Mathematicians and geneticists will combine their expertise in the Center for Statistical Genetics and Genomics, launched recently by the School of Medicine.
Directed by Andrew Allen, professor of biostatistics and bioinformatics, the center will focus mainly on the interaction of genetics and genomics with disease. It will provide quantitative scientists with a platform for sharing ideas on how to extract useful information from the vast amounts of genetic data gathered in Duke’s many laboratories. The center represents a continuation of the University’s efforts to promote interdisciplinary work, explained Dr. Nancy Andrews, dean of the School of Medicine and vice chancellor for academic affairs.
“The School of Medicine is interdisciplinary by nature—we’ve long known that we can’t care for patients, or understand how to keep them healthy without collaboration across disciplines,” Andrews wrote in an email. “This center builds on strength we have in statistics, bioinformatics, genetics and genomics, bringing together scientists who have interest and expertise at the intersection of those fields.”

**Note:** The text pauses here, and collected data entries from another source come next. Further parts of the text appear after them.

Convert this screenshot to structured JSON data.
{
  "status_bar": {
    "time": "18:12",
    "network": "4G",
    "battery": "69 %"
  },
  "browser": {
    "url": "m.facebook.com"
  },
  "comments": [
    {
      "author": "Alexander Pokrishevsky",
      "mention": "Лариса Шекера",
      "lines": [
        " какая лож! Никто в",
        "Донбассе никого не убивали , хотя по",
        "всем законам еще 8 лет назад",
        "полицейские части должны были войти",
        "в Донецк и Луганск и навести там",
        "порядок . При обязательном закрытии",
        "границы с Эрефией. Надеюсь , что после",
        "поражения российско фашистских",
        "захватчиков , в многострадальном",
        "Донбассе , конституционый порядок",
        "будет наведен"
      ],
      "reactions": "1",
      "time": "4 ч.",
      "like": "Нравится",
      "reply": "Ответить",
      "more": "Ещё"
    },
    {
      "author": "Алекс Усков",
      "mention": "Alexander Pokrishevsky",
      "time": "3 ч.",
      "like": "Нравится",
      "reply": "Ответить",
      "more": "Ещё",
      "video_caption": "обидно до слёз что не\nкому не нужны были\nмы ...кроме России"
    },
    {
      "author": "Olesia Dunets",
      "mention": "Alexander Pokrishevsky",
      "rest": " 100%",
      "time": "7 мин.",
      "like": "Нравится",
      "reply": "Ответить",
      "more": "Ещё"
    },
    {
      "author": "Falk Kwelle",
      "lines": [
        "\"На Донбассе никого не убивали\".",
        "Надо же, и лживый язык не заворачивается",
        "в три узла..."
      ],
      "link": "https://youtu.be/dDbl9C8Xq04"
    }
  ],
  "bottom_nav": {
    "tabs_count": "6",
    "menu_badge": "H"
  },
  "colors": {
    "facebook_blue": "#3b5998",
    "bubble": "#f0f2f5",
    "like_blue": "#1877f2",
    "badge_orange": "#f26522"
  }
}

The idea behind the center came from a “critical barrier” facing researchers—biologists are able to generate data much faster than statisticians can analyze them. This situation occurs across many fields of biology, Allen said, making extracting meaningful biological information from data difficult.
Solving this problem is one of the principal goals for the newly created center.
"[We hope to] create an intellectual home for quantitative scientists, so that they can come together and share and hopefully stimulate new ideas and new approaches,” Allen said.
One area of focus will be on how genomic regions that do not encode for proteins can contribute to disease, Andrews explained. Another focus will be integrating genetic information from various fields, from epigenetic studies to genomic code research.
Although the medical school only announced the creation of the Center for Statistical Genetics and Genomics last Wednesday, it has already set the ambitious goal of improving data analysis in order to improve patient outcomes.
Duke is one of the few places that an initiative like this is possible, Allen added, noting that Duke has some of the best quantitative science resources in the nation.
“It is essential that, as an institution, Duke not only be a sophisticated user of these techniques and create an infrastructure for their principled use, but that Duke becomes a leader in this field and push the development of computational and statistical approaches that respond to existing or emerging challenges,” Allen said in a press release.